# Suwannee, FL May 22-25



## Cartoscro (Sep 10, 2012)

Anybody know if this is a good area to take my road bike?


----------



## mimason (Oct 7, 2006)

No idea but you may want to contact Gainsville Cycle Club that is not too far away.

Gainesville Cycling Club


----------



## Cartoscro (Sep 10, 2012)

Thanks. I will contact them closer to that time.


----------



## Slip Stream (Jul 19, 2002)

FDOT requires all roads paved or repaved to include bike lines. All of Florida is a great place to road bike. Keep your eyes and ears open, the old folks are very bad drivers. The kids are worse.


----------



## mimason (Oct 7, 2006)

Slip Stream said:


> FDOT requires all roads paved or repaved to include bike lines. .


Do you have a reference for this?

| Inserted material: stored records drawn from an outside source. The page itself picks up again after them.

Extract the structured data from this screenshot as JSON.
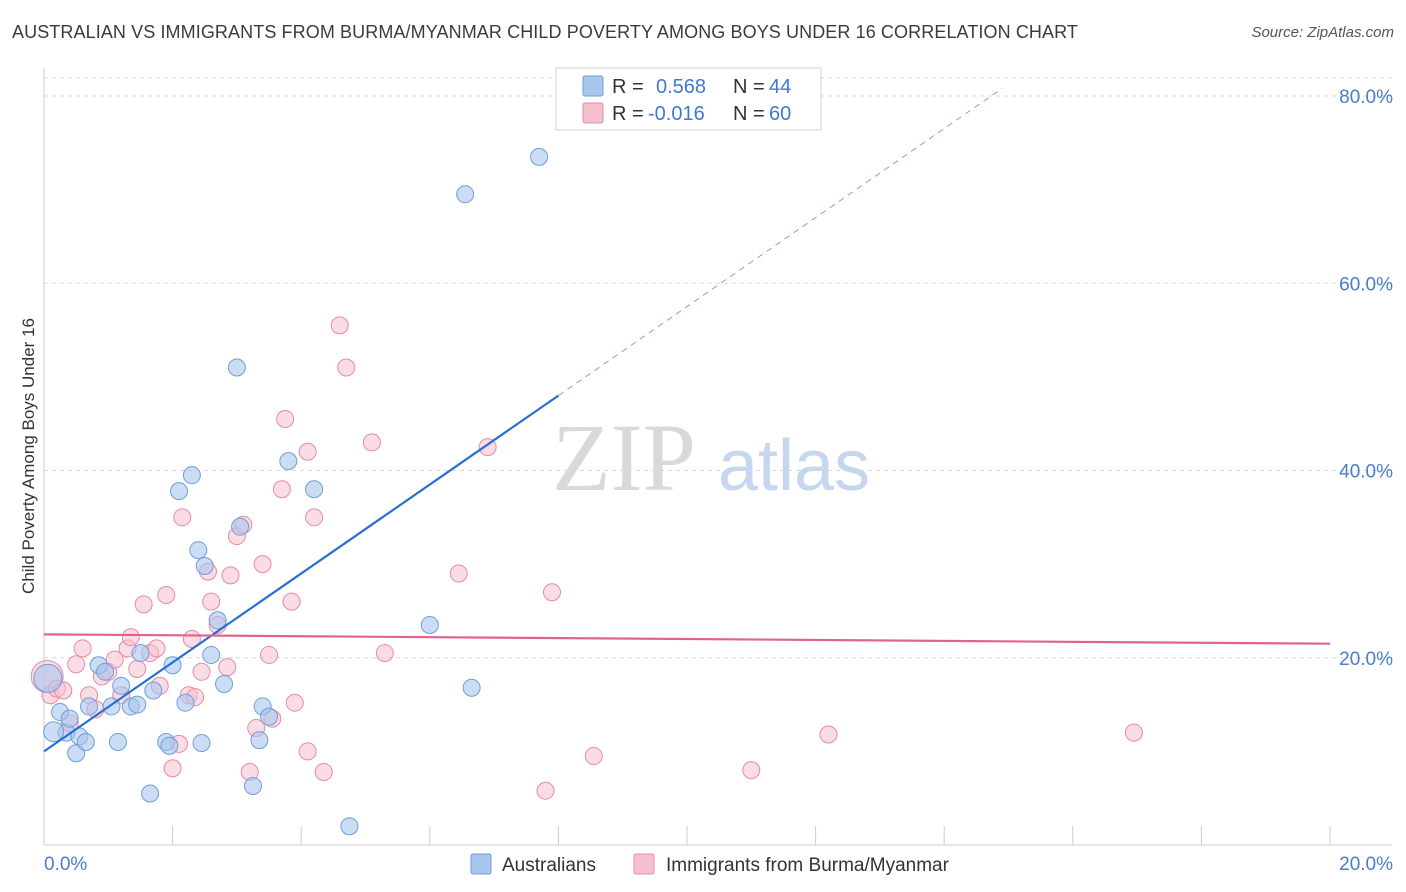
{
  "title": "AUSTRALIAN VS IMMIGRANTS FROM BURMA/MYANMAR CHILD POVERTY AMONG BOYS UNDER 16 CORRELATION CHART",
  "source": "Source: ZipAtlas.com",
  "watermark": {
    "zip": "ZIP",
    "atlas": "atlas"
  },
  "colors": {
    "blue_fill": "#a9c6ef",
    "blue_stroke": "#6f9ed9",
    "blue_line": "#2a6fd0",
    "pink_fill": "#f6bfd0",
    "pink_stroke": "#e88aa8",
    "pink_line": "#e0638f",
    "tick_text": "#4a7ecb",
    "grid": "#d8d8d8"
  },
  "legend": {
    "rows": [
      {
        "r_label": "R =",
        "r_value": "0.568",
        "n_label": "N =",
        "n_value": "44"
      },
      {
        "r_label": "R =",
        "r_value": "-0.016",
        "n_label": "N =",
        "n_value": "60"
      }
    ]
  },
  "chart_data": {
    "type": "scatter",
    "title": "AUSTRALIAN VS IMMIGRANTS FROM BURMA/MYANMAR CHILD POVERTY AMONG BOYS UNDER 16 CORRELATION CHART",
    "xlabel": "",
    "ylabel": "Child Poverty Among Boys Under 16",
    "xlim": [
      0,
      20
    ],
    "ylim": [
      0,
      82
    ],
    "x_tick_labels": [
      {
        "value": 0,
        "label": "0.0%"
      },
      {
        "value": 20,
        "label": "20.0%"
      }
    ],
    "y_tick_labels": [
      {
        "value": 20,
        "label": "20.0%"
      },
      {
        "value": 40,
        "label": "40.0%"
      },
      {
        "value": 60,
        "label": "60.0%"
      },
      {
        "value": 80,
        "label": "80.0%"
      }
    ],
    "legend_position": "bottom",
    "series": [
      {
        "name": "Australians",
        "points": [
          [
            0.06,
            17.8
          ],
          [
            0.25,
            14.2
          ],
          [
            0.35,
            12.0
          ],
          [
            0.4,
            13.5
          ],
          [
            0.55,
            11.6
          ],
          [
            0.5,
            9.8
          ],
          [
            0.65,
            11.0
          ],
          [
            0.7,
            14.8
          ],
          [
            0.85,
            19.2
          ],
          [
            0.95,
            18.5
          ],
          [
            1.15,
            11.0
          ],
          [
            1.2,
            17.0
          ],
          [
            1.35,
            14.8
          ],
          [
            1.45,
            15.0
          ],
          [
            1.5,
            20.5
          ],
          [
            1.65,
            5.5
          ],
          [
            1.7,
            16.5
          ],
          [
            1.9,
            11.0
          ],
          [
            1.95,
            10.6
          ],
          [
            2.0,
            19.2
          ],
          [
            2.1,
            37.8
          ],
          [
            2.2,
            15.2
          ],
          [
            2.3,
            39.5
          ],
          [
            2.4,
            31.5
          ],
          [
            2.45,
            10.9
          ],
          [
            2.5,
            29.8
          ],
          [
            2.6,
            20.3
          ],
          [
            2.7,
            24.0
          ],
          [
            2.8,
            17.2
          ],
          [
            3.0,
            51.0
          ],
          [
            3.05,
            34.0
          ],
          [
            3.25,
            6.3
          ],
          [
            3.35,
            11.2
          ],
          [
            3.4,
            14.8
          ],
          [
            3.5,
            13.7
          ],
          [
            3.8,
            41.0
          ],
          [
            4.2,
            38.0
          ],
          [
            4.75,
            2.0
          ],
          [
            6.0,
            23.5
          ],
          [
            6.55,
            69.5
          ],
          [
            6.65,
            16.8
          ],
          [
            7.7,
            73.5
          ],
          [
            1.05,
            14.8
          ],
          [
            0.15,
            12.1
          ]
        ]
      },
      {
        "name": "Immigrants from Burma/Myanmar",
        "points": [
          [
            0.05,
            18.0
          ],
          [
            0.1,
            16.0
          ],
          [
            0.2,
            16.7
          ],
          [
            0.3,
            16.5
          ],
          [
            0.4,
            13.0
          ],
          [
            0.5,
            19.3
          ],
          [
            0.6,
            21.0
          ],
          [
            0.7,
            16.0
          ],
          [
            0.8,
            14.5
          ],
          [
            0.9,
            18.0
          ],
          [
            1.0,
            18.5
          ],
          [
            1.1,
            19.8
          ],
          [
            1.2,
            16.0
          ],
          [
            1.3,
            21.0
          ],
          [
            1.35,
            22.2
          ],
          [
            1.45,
            18.8
          ],
          [
            1.55,
            25.7
          ],
          [
            1.65,
            20.5
          ],
          [
            1.75,
            21.0
          ],
          [
            1.8,
            17.0
          ],
          [
            1.9,
            26.7
          ],
          [
            2.0,
            8.2
          ],
          [
            2.1,
            10.8
          ],
          [
            2.15,
            35.0
          ],
          [
            2.25,
            16.0
          ],
          [
            2.35,
            15.8
          ],
          [
            2.45,
            18.5
          ],
          [
            2.55,
            29.2
          ],
          [
            2.6,
            26.0
          ],
          [
            2.7,
            23.5
          ],
          [
            2.85,
            19.0
          ],
          [
            2.9,
            28.8
          ],
          [
            3.0,
            33.0
          ],
          [
            3.1,
            34.2
          ],
          [
            3.2,
            7.8
          ],
          [
            3.3,
            12.5
          ],
          [
            3.4,
            30.0
          ],
          [
            3.5,
            20.3
          ],
          [
            3.55,
            13.5
          ],
          [
            3.7,
            38.0
          ],
          [
            3.75,
            45.5
          ],
          [
            3.85,
            26.0
          ],
          [
            3.9,
            15.2
          ],
          [
            4.1,
            10.0
          ],
          [
            4.2,
            35.0
          ],
          [
            4.35,
            7.8
          ],
          [
            4.6,
            55.5
          ],
          [
            4.7,
            51.0
          ],
          [
            5.1,
            43.0
          ],
          [
            5.3,
            20.5
          ],
          [
            6.45,
            29.0
          ],
          [
            6.9,
            42.5
          ],
          [
            7.8,
            5.8
          ],
          [
            7.9,
            27.0
          ],
          [
            8.55,
            9.5
          ],
          [
            11.0,
            8.0
          ],
          [
            12.2,
            11.8
          ],
          [
            16.95,
            12.0
          ],
          [
            4.1,
            42.0
          ],
          [
            2.3,
            22.0
          ]
        ]
      }
    ],
    "trendlines": [
      {
        "series": "Australians",
        "solid": [
          [
            0.0,
            10.0
          ],
          [
            8.0,
            48.0
          ]
        ],
        "dashed": [
          [
            8.0,
            48.0
          ],
          [
            14.9,
            80.8
          ]
        ]
      },
      {
        "series": "Immigrants from Burma/Myanmar",
        "solid": [
          [
            0.0,
            22.5
          ],
          [
            20.0,
            21.5
          ]
        ]
      }
    ]
  }
}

I'd like to see this. thanks.


----------



## Slip Stream (Jul 19, 2002)

mimason said:


> Do you have a reference for this? I'd like to see this. thanks.


s. 335.065 – Bicycle and Pedestrian Ways Along State Roads and Transportation Facilities

(1)(a) Bicycle and pedestrian ways shall be given full consideration in the planning and development of transportation facilities, including the incorporation of such ways into state, regional, and local transportation plans and programs. Bicycle and pedestrian ways shall be established in conjunction with the construction, reconstruction, or other change of any state transportation facility, and special emphasis shall be given to projects in or within 1 mile of an urban area.


----------